Most of this final leg of the sailing journey has been spent at Middle Percy Island, not just waiting for the northerlies, but also exploring the island and its rich history. In the second half of the nineteenth century, it was settled as a coffee plantation, and later became a sheep farm. In the last eight decades, a handful of families have held the lease to caretake the island, living off the island’s honey, vege garden and goats (and deliveries).

Percy is a delight. We first pulled into Rescue Bay, where multi-coloured sand dunes fall down to the shore, and later relocated to West Bay, where the island’s famous “A Frame” sits. The A Frame holds a collection of thousands of signs from visiting boaties over several decades – a sprawling museum curated by its own visitors. From there, tracks lead to the Lagoon, the Homestead, and some of the island’s bays.




Life on Percy, for us, was relatively slow-paced. The first two days were a feverish bundle of excitement over paragliding and kitesurfing, but we soon settled for regular ascents to the island’s few pockets of reception. We saw some incredible storms roll through, including an impressive theatre performance one night put on by the lightning. (In general, the skies viewed from Percy are larger than elsewhere, I’m sure of it.) On the final day, Dan, Ben and I bush-bashed our way from False Creek to Castle Rock for some ridiculously beautiful views of the island’s north coastline.

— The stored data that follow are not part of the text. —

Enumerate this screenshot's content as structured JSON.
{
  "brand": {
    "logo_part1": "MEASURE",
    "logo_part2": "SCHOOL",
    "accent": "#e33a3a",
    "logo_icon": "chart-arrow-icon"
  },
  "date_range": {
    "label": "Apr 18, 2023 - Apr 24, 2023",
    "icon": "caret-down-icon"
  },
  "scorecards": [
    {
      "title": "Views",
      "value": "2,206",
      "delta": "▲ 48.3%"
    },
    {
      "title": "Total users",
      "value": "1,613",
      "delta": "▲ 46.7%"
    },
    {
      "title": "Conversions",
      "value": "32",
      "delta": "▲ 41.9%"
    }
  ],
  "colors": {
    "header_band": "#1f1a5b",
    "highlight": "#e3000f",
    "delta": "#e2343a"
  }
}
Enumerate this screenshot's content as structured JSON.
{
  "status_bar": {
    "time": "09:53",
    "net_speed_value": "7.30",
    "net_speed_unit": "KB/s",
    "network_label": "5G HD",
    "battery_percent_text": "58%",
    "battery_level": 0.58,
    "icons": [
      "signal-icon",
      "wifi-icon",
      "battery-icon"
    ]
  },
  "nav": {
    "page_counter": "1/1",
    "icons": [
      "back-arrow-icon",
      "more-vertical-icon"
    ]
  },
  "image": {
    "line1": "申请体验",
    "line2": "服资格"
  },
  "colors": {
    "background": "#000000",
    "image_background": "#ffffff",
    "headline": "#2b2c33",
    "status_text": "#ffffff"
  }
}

Percy was also the venue for our first ‘Wandermas’, where we made presents from what we could find on the island, adapted carols, and enjoyed the last of our veges on delicious homemade pizzas. The festivities were slightly dampened when we discovered that our tender was no longer on shore. Thorpie embarked on a wild recovery mission in the dark, but successfully brought her home and the celebrations recommenced.
I don’t have a copy of Alice or Thorpie’s pictures from the night, yet, but you’re going to have to imagine a beautiful woven palm leaf table setting overseen by a twig-star held together by vine, and ringed with a homemade grass and gum wreath (both made by yours truly) on which are our Wandermas gifts: Ben’s watercolour painting of the Wanderer (which, turned upside down, looks like a paraglider), Alice’s woven grass placemat, Thorpie’s statue of a Hawaiian medicine man, my “serving plate and set of four bowls” (bark and half-coconuts, decorated with snail shells and gumnuts) and Dan’s thickly-shell-covered, key-holder driftwood. And behind this lamp-lit scene, you’ve got to imagine Thorpie’s stern pirate face and Alice smiling delightedly at all the Wandermas spirit. I’ll share the photo later and you can let me know how my description measures up.

This blog wouldn’t be complete without mentioning the fish we’ve feasted on. Around Percy, Dan caught a barracuda and a mackerel and speared a coral trout, and Ben also speared another two coral trout. It’s been so special to have such fresh fish frequently.

A big thanks also to current caretakers, Robin and Annie, who generously invited us for goat stew one night, hosted us at the homestead, and showed us around their (what I’d describe as “evocative of a pirate”) ship, the Joshua C.
After successfully navigating a night passage from Percy (thanks to everyone except for me), we’re well on our way to the Keppel Islands. We’ll soon leave Wanderer at Yeppoon, splash out on some green vege, and be homebound by road.

I’m not looking forward to saying goodbye to the seas and my crew, but I am really looking forward to being back in Brisbane.